RÜŞVET HARAMDIR
- Ahmet Tomor Hocaefendi
- 26 Kas 2018
- 2 dakikada okunur
Güncelleme tarihi: 20 Eyl 2021
Yüce Allah buyuruyor:
Mallarınızı aranızda haksız yollarla yemeyin. İnsanların mallarından bir kısmını bile bile haksız yollardan yemek için, o malları (n bir kısmını da) hâkimlere (rüşvet olarak) vermeyin. (Bakara, 188)
İslâm'da her insanın canının, namusunun, şerefinin, malının ve mülkünün dokunulmazlık hakları vardır. Bu nedenle Allah (c.c.) “Mallarınızı aranızda haksız yollarla yemeyin” buyuruyor.
Bir kimsenin malını bâtıl bir yolla yani hırsızlık, gasp, kumar, rüşvet, emanete ihanet, aldatma ve dolandırıcılık gibi haksız bir şekilde almak haramdır. Bu tür günahlar kul hakkı kapsamına da girdiğinden, ayrıca helâllık alma zorunluluğu da vardır.

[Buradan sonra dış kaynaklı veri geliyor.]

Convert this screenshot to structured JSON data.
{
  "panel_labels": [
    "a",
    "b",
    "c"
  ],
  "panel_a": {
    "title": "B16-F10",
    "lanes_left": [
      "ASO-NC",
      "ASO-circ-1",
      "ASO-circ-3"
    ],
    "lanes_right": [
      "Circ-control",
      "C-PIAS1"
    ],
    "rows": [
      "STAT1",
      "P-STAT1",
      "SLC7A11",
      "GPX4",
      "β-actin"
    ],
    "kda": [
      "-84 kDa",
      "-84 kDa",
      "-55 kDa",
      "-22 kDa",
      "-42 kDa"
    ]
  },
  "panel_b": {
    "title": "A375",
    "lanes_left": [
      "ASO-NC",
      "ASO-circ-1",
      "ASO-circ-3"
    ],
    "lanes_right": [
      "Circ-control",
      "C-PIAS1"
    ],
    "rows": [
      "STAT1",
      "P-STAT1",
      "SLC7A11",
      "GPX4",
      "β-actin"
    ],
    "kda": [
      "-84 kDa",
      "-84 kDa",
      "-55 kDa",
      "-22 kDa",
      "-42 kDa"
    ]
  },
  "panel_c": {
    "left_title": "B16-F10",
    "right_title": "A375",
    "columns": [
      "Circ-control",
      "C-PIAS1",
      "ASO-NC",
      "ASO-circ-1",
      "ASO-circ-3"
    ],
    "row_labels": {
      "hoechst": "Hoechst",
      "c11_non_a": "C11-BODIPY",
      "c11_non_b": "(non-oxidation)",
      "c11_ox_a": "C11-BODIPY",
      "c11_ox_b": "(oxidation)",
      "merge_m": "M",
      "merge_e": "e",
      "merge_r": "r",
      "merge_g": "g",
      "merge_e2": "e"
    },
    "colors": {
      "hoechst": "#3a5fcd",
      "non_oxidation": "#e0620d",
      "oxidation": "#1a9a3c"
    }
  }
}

Ayrıca Allah (c.c.), ”İnsanların mallarından bir kısmını bile bile haksız yollardan yemek için o malları (n bir kısmını da) hâkimlere (rüşvet olarak) vermeyin” buyurarak,
Hırsızlık, gasp, kumar, aldatma, dolandırıcılık, yol kesicilik, oyun ve müzik âletleri gibi gayr-i meşrû yollarla haksız kazanç sağlamayı yasakladığı gibi rüşvet almayı ve vermeyi de yasaklıyor.
İnsanlara örnek olması gereken devlet memurlarının ve insanların arasında adâletle hükmetmesi gereken hâkimlerin rüşvet olayına karışmaları daha tehlikeli olduğundan,
Peygamberimiz (s.a.v.) buyuruyor:
Memurun hediye (diye rüşvet) alması haram, hâkimin (doğrudan) rüşvet kabul etmesi ise küfürdür (kâfirliğe yakın günahtır). (Ahmed İbni Hanbel)
Devlet memurlarının görevleri olan bir işi yapma ya da o işe öncelik tanıma karşılığında, hediye adı altında bir şey almaları haram, hâkimlerin bir dava ile ilgili rüşvet kabul etmeleri ise küfre yani kâfirliğe kadar uzanan korkunç boyutlarda bir günahtır.
Hâkimlerin ve savcıların hukuk açısından haklı olan kimselerden, dâvâlarını lehlerine karar verme karşılığında rüşvet almaları haramdır ve büyük günahlardandır.
Hukuk açısından haksız olan kimselerden, davalarını lehlerine karar verme karşılığında rüşvet almaları ise haksızlık, zulüm ve kul hakkına tecavüz olduğundan kat kat daha büyük günahtır.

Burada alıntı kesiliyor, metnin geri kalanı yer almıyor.